Bounds expressions are also attached to various cast operators. For casts to ptr type, the bounds expressions are used during static checking of the cast. For dynamic bounds cast operators, the bounds expressions are used during dynamic checking of the cast.

Bounds-safe interface transitions

Declarations that have unchecked pointer types may have bounds-safe interfaces. At uses of those declarations, rules specific to bounds-safe interfaces apply:

  • A value with checked type can be assigned to an lvalue with unchecked type, provided that that the types are otherwise structurally identical and that the bounds-safe interface is satisfied.
  • In a checked scope, the use should be retyped as though it only has a fully checked type.

We represent these typing changes using implicit cast expressions in the IR, as is done for assignment conversion. We add a bit to CastExpr that tells whether a cast was inserted because of bounds-safe interface rules. These casts are trusted during checking: normally we would not allow an implicit conversion from a checked type to an unchecked type, for example.

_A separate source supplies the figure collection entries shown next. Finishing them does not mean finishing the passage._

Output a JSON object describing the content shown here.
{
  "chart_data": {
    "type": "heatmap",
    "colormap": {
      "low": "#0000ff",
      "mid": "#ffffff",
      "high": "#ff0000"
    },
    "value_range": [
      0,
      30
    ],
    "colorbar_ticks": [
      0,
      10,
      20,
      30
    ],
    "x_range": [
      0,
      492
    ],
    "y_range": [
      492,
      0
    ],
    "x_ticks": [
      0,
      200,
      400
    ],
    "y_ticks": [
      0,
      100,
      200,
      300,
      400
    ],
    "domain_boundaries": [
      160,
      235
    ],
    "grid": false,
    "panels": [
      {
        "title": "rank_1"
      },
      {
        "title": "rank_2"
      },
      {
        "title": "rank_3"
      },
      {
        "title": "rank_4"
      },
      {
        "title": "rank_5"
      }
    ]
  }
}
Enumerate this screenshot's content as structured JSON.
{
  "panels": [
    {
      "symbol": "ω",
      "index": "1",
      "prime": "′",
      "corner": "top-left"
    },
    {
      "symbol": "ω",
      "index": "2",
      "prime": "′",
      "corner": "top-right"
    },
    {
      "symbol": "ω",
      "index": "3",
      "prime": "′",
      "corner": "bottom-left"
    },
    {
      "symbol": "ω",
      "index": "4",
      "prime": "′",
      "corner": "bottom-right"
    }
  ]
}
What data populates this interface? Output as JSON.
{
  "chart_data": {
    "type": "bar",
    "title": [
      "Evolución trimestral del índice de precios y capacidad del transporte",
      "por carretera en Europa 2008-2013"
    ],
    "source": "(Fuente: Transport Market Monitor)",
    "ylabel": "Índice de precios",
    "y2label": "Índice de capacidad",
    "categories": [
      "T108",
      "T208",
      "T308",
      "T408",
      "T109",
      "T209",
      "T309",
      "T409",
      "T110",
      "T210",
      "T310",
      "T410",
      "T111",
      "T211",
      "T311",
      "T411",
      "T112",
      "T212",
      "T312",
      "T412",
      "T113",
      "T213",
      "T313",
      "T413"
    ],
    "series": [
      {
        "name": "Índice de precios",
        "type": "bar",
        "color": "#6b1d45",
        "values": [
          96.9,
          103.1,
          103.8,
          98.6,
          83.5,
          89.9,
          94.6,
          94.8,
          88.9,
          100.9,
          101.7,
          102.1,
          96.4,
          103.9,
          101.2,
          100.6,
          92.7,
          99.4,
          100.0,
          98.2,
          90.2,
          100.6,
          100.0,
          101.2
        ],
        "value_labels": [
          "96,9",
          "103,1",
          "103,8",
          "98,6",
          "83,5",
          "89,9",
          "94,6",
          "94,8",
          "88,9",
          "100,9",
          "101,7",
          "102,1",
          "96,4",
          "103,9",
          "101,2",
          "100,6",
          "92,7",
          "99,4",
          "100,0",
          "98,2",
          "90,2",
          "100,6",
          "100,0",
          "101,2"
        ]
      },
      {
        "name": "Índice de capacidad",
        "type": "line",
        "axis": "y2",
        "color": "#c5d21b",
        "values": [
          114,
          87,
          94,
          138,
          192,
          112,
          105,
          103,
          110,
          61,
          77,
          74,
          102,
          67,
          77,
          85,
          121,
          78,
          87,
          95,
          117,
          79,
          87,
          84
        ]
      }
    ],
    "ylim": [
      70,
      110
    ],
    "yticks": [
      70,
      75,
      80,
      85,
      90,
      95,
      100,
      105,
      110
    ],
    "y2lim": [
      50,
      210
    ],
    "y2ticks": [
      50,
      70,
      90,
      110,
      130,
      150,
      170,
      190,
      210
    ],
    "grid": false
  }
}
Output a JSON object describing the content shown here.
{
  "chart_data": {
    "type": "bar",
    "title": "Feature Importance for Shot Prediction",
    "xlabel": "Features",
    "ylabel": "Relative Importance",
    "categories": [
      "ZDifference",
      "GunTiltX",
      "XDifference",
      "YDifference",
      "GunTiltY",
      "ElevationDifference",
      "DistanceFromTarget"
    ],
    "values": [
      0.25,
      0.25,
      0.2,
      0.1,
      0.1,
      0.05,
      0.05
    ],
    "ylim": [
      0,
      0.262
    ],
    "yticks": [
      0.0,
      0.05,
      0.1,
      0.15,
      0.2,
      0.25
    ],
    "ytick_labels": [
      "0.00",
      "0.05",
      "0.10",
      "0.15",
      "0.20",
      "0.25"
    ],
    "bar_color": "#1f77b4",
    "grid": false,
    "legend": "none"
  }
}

At assignments, we insert a bitcast from the checked type to an unchecked type, if the left-hand side of the assignment has an unchecked type with a bounds-safe interface. This is provided that the bounds-safe interface type for the left-hand side is compatible with the right-hand side type.

In checked scopes, the cast that is inserted depends on whether the use is an lvalue or rvalue and the C type pf the use. For arrays and function types, we do the casts as part of array-to-pointer type decay and function-to-pointer type decay respectively. We did not want to insert new casts underneath those operations. For other types, the cast depends on whether the use is an lvalue or an value. For lvalues, we insert an lvalue bitcast and for rvalues we use a plain bitcast.

In checked scopes, we compute the checked type to use as the target of the cast in two steps: first, we compute a type based on the bounds-safe interface for the declaration. Then, we recursively rewrite the type to replace any function types that have bounds-safe interfaces on parameters or return values with checked function types.

While lvalue bitcasts are ugly, the nice thing about retyping uses at such a low level is that the machinery for type checking and inserting bounds checks for checked types just works for checked scopes. It avoids special cases that lead to more complex code.

Processing Checked C extensions

Processing of Checked C is controlled by a feature flag (-fcheckedc-extension). The feature flag sets a language extension flag. Lexing and parsing will recognize Checked C extensions only when the language extension flag is enabled. There is typically no need to guard logic in other phases with the language extension flag. Checked C is backwards-compatible with C, so the IR has additional information in it that represents either original C concepts or the Checked C extensions. The processing uses this information.

Lexing and parsing

Lexing only recognizes Checked C keywords when the language extension flag is enabled. Parsing of Checked C extensions currently depends on keywords being present. These will not be seen when the feature flag is disabled. In the future, we expect to conditionalize a few places in the parsing phase to recognize new syntax.